Mahkamah Konstitusi (MK) dijadwalkan akan mengumumkan hasil putusan atas gugatan terkait aturan usia minimal calon presiden dan wakil presiden pada Senin, 16 Oktober mendatang. Putusan ini sangat dinanti karena diduga berkaitan erat dengan upaya untuk meloloskan Gibran Rakabuming Raka, anak sulung Presiden Joko Widodo (Jokowi), maju sebagai calon wakil presiden.

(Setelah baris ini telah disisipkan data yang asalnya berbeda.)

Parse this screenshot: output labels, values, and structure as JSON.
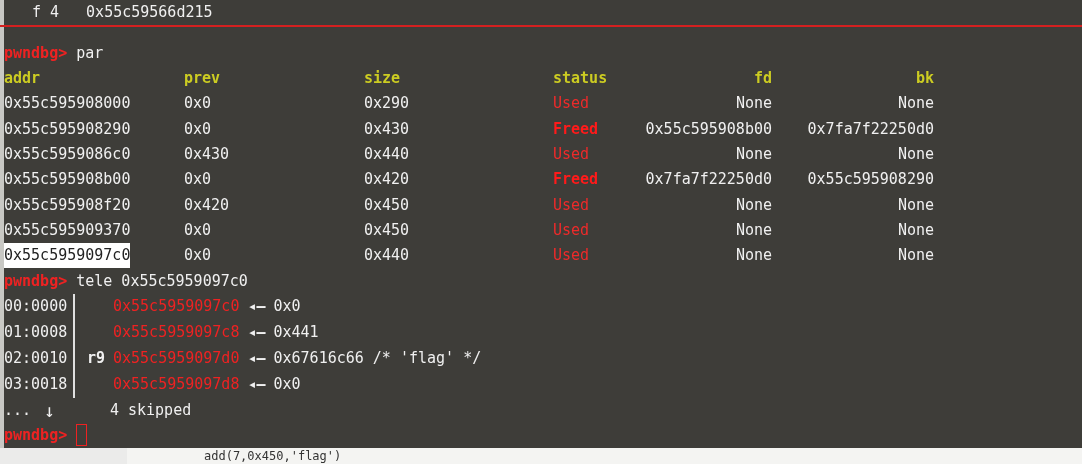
{
  "previous_line": {
    "frame": "f 4",
    "address": "0x55c59566d215"
  },
  "par": {
    "prompt": "pwndbg>",
    "command": "par",
    "columns": [
      "addr",
      "prev",
      "size",
      "status",
      "fd",
      "bk"
    ],
    "rows": [
      {
        "addr": "0x55c595908000",
        "prev": "0x0",
        "size": "0x290",
        "status": "Used",
        "freed": false,
        "fd": "None",
        "bk": "None",
        "selected": false
      },
      {
        "addr": "0x55c595908290",
        "prev": "0x0",
        "size": "0x430",
        "status": "Freed",
        "freed": true,
        "fd": "0x55c595908b00",
        "bk": "0x7fa7f22250d0",
        "selected": false
      },
      {
        "addr": "0x55c5959086c0",
        "prev": "0x430",
        "size": "0x440",
        "status": "Used",
        "freed": false,
        "fd": "None",
        "bk": "None",
        "selected": false
      },
      {
        "addr": "0x55c595908b00",
        "prev": "0x0",
        "size": "0x420",
        "status": "Freed",
        "freed": true,
        "fd": "0x7fa7f22250d0",
        "bk": "0x55c595908290",
        "selected": false
      },
      {
        "addr": "0x55c595908f20",
        "prev": "0x420",
        "size": "0x450",
        "status": "Used",
        "freed": false,
        "fd": "None",
        "bk": "None",
        "selected": false
      },
      {
        "addr": "0x55c595909370",
        "prev": "0x0",
        "size": "0x450",
        "status": "Used",
        "freed": false,
        "fd": "None",
        "bk": "None",
        "selected": false
      },
      {
        "addr": "0x55c5959097c0",
        "prev": "0x0",
        "size": "0x440",
        "status": "Used",
        "freed": false,
        "fd": "None",
        "bk": "None",
        "selected": true
      }
    ]
  },
  "tele": {
    "prompt": "pwndbg>",
    "command": "tele 0x55c5959097c0",
    "rows": [
      {
        "index": "00:0000",
        "register": "",
        "address": "0x55c5959097c0",
        "arrow": "◂—",
        "value": "0x0"
      },
      {
        "index": "01:0008",
        "register": "",
        "address": "0x55c5959097c8",
        "arrow": "◂—",
        "value": "0x441"
      },
      {
        "index": "02:0010",
        "register": "r9",
        "address": "0x55c5959097d0",
        "arrow": "◂—",
        "value": "0x67616c66 /* 'flag' */"
      },
      {
        "index": "03:0018",
        "register": "",
        "address": "0x55c5959097d8",
        "arrow": "◂—",
        "value": "0x0"
      }
    ],
    "skipped": {
      "dots": "...",
      "arrow": "↓",
      "text": "4 skipped"
    }
  },
  "final_prompt": "pwndbg>",
  "background_editor_line": "add(7,0x450,'flag')"
}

Gibran, yang saat ini berusia 36 tahun, belum memenuhi syarat usia untuk menjadi cawapres. Namun, banyak pihak yang mengkhawatirkan bahwa MK akan mengabulkan gugatan tersebut, memungkinkan Gibran untuk melangkah ke Pilpres 2024. Salah satu faktor yang menimbulkan keraguan adalah independensi Ketua MK, Anwar Usman, yang dianggap terpengaruh karena merupakan adik ipar Presiden Jokowi.
Situasi ini semakin kompleks dengan dukungan terbuka dari anak bungsu Jokowi, Kaesang, terhadap pencalonan Gibran sebagai cawapres. Partai politik pendukung pemerintahan Jokowi juga secara serius mempertimbangkan Gibran sebagai cawapres potensial.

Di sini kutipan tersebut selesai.